Darauf konnte sie nicht viel erwidern, zumal sie die Angst spürte, die von Philip ausging. Vanias Interesse an einem verheirateten Mann musste ihm auf grausame Weise seine eigene Verletzlichkeit vor Augen führen.

Obwohl immer mehr Eheverträge in den terreilleanischen Adelskreisen lediglich aus gesellschaftlichen oder politischen Gründen geschlossen wurden, schätzten die Männer des Blutes die Ehe hoch, weil es sich dabei um die einzige Beziehung handelte, bei der sich Mann und Frau als ebenbürtige Partner gegenübertraten. Zumindest so ebenbürtig, wie es eben möglich war. Es bedeutete auch, dass die Treue des Mannes Bedingung der Ehe war, und jeder Mann, der über das Bett seiner Frau hinaussah, konnte schnell ohne Zuhause oder Ehefrau dastehen und ebenfalls seine Kinder verlieren.

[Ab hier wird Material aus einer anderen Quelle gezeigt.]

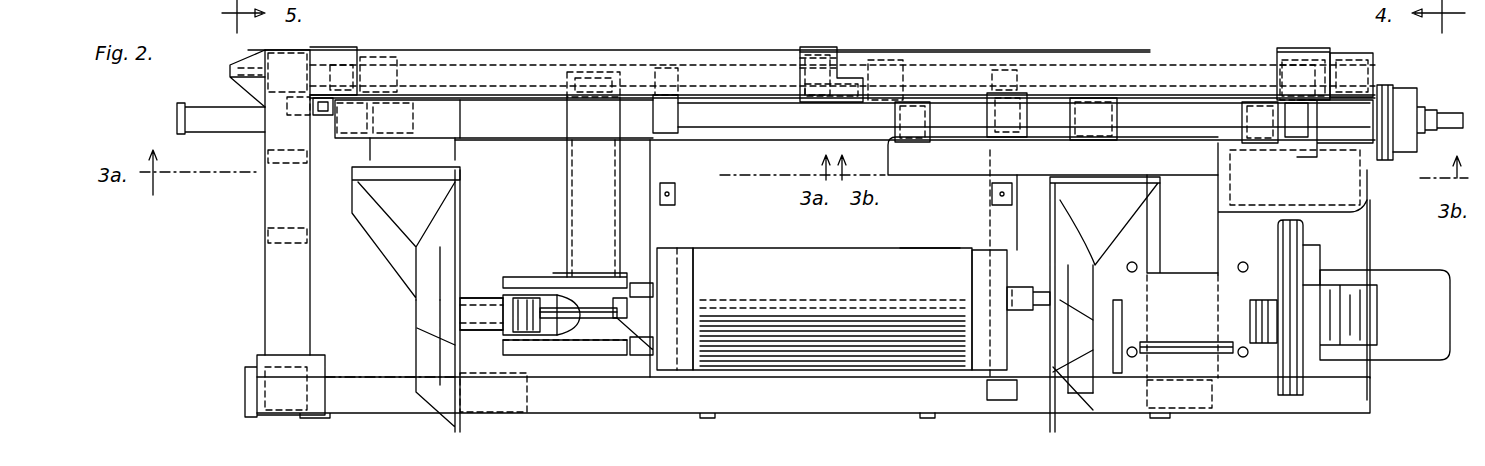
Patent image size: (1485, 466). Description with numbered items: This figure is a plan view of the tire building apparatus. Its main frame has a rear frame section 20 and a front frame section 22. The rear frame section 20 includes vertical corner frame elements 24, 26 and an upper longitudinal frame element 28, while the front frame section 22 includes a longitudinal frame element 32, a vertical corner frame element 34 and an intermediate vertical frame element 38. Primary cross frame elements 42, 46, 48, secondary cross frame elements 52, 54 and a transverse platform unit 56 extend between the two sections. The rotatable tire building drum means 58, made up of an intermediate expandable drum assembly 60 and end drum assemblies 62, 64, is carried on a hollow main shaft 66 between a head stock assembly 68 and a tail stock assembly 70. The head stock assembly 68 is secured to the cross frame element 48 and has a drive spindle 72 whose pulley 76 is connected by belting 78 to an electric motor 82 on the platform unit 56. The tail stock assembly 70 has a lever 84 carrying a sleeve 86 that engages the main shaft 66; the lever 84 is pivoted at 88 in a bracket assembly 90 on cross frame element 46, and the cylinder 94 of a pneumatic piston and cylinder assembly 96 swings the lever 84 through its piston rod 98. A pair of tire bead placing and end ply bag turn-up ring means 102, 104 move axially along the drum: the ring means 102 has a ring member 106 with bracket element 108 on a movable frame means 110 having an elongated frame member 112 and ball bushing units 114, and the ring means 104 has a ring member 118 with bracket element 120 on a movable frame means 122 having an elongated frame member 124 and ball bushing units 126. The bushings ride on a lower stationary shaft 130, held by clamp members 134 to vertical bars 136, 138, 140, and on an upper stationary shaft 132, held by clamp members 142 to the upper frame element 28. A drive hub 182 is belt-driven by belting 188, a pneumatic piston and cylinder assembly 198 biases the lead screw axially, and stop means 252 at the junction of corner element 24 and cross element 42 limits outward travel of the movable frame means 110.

The rear frame section 20 is at (722, 42).
The front frame section 22 is at (727, 412).
The vertical corner frame element 24 is at (248, 85).
The vertical corner frame element 26 is at (1348, 68).
The upper longitudinal frame element 28 is at (1062, 50).
The longitudinal frame element 32 is at (920, 398).
The vertical corner frame element 34 is at (257, 381).
The intermediate vertical frame element 38 is at (1178, 398).
The primary cross frame element 42 is at (265, 313).
The primary cross frame element 46 is at (572, 210).
The primary cross frame element 48 is at (1218, 192).
The secondary cross frame element 52 is at (675, 215).
The secondary cross frame element 54 is at (992, 218).
The transverse platform unit 56 is at (1367, 238).
The rotatable tire building drum means 58 is at (897, 238).
The intermediate expandable drum assembly 60 is at (804, 254).
The end drum assembly 62 is at (658, 252).
The end drum assembly 64 is at (998, 256).
The hollow main shaft 66 is at (636, 283).
The head stock assembly 68 is at (1177, 284).
The tail stock assembly 70 is at (1041, 272).
The drive spindle 72 is at (1258, 300).
The pulley 76 is at (1278, 236).
The belting 78 is at (1303, 233).
The electric motor 82 is at (1422, 314).
The lever 84 is at (613, 298).
The sleeve 86 is at (600, 318).
The pivot 88 is at (640, 358).
The bracket assembly 90 is at (515, 277).
The cylinder 94 is at (480, 298).
The pneumatic piston and cylinder assembly 96 is at (484, 340).
The piston rod 98 is at (562, 320).
The tire bead placing and end ply bag turn-up ring means 102 is at (402, 302).
The tire bead placing and end ply bag turn-up ring means 104 is at (1078, 420).
The tire bead placing and end ply bag turn-up ring member 106 is at (418, 346).
The bracket element 108 is at (378, 218).
The movable frame means 110 is at (482, 142).
The elongated frame member 112 is at (540, 140).
The ball bushing units 114 is at (882, 60).
The tire bead placing and end ply bag turn-up ring member 118 is at (1058, 405).
The bracket element 120 is at (1130, 220).
The movable frame means 122 is at (1178, 186).
The elongated frame member 124 is at (950, 168).
The ball bushing units 126 is at (1262, 122).
The lower stationary shaft 130 is at (508, 70).
The upper stationary shaft 132 is at (755, 118).
The clamp members 134 is at (1283, 78).
The vertical bar 136 is at (320, 47).
The vertical bar 138 is at (822, 47).
The vertical bar 140 is at (1300, 48).
The clamp members 142 is at (1300, 137).
The drive hub 182 is at (1412, 90).
The belting 188 is at (1386, 85).
The pneumatic piston and cylinder assembly 198 is at (165, 112).
The stop means 252 is at (322, 138).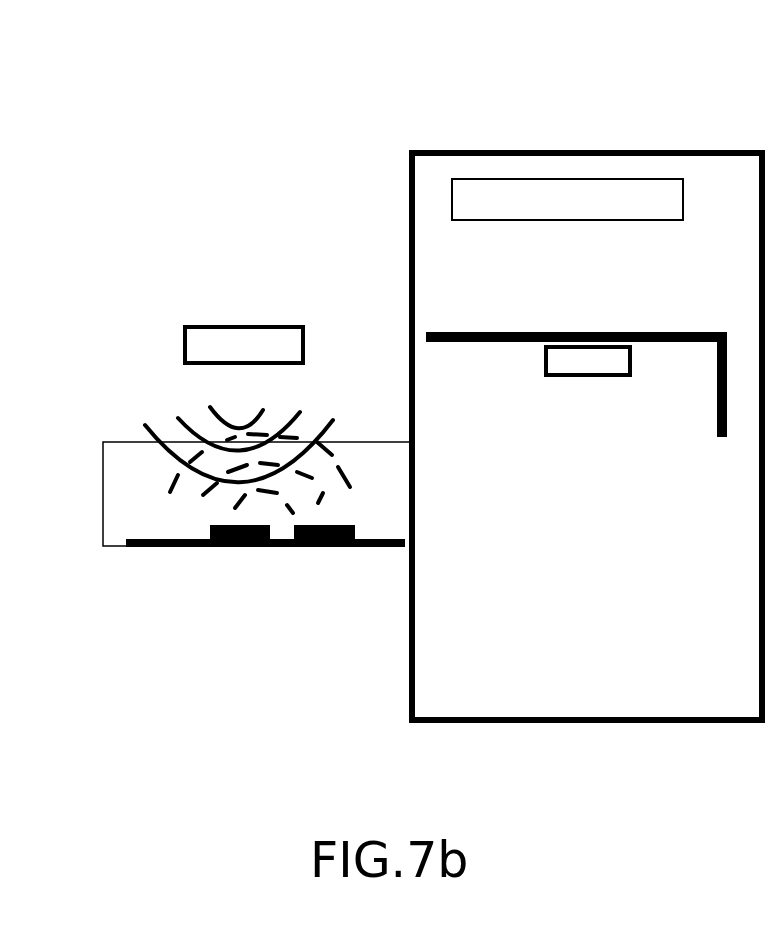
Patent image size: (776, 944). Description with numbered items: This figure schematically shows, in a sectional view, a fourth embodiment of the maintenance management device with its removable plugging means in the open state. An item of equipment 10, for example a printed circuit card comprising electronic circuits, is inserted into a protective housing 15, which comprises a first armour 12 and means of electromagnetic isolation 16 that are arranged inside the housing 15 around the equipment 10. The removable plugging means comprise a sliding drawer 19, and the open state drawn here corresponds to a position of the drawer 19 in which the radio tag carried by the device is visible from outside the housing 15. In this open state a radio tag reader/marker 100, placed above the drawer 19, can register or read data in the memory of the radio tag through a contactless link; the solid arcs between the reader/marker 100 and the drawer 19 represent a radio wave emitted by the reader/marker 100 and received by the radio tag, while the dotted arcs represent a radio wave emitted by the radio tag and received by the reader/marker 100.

The protective housing 15 is at (618, 151).
The item of equipment 10 is at (500, 195).
The means of electromagnetic isolation 16 is at (450, 331).
The first armour 12 is at (582, 362).
The radio tag reader/marker 100 is at (220, 338).
The sliding drawer 19 is at (103, 546).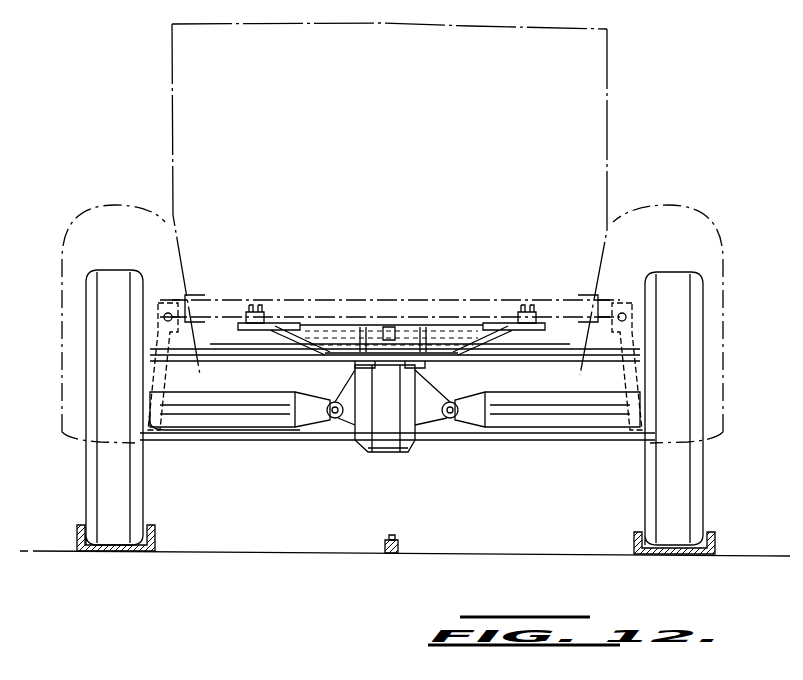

»Es gibt noch einen weiteren Grund, Vania zurückzuhalten«, gab Philip zu bedenken. »Wenn die Männer hier noch gereizter werden sollten …«

»Ich weiß«, erwiderte Alexandra scharf. Es würde ihnen niemals gelingen, Wilhelmina und Jaenelle von der Burg fortzuschaffen, wenn die Männer noch feindseliger würden, als sie ohnehin schon waren. »Ich weiß«, wiederholte sie, diesmal mit sanfterer Stimme. »Ich werde mit ihr sprechen.«

»Bald?«

Sie schalt sich selbst, weil er aufgrund der Angst in seiner Stimme in ihrer Achtung sank.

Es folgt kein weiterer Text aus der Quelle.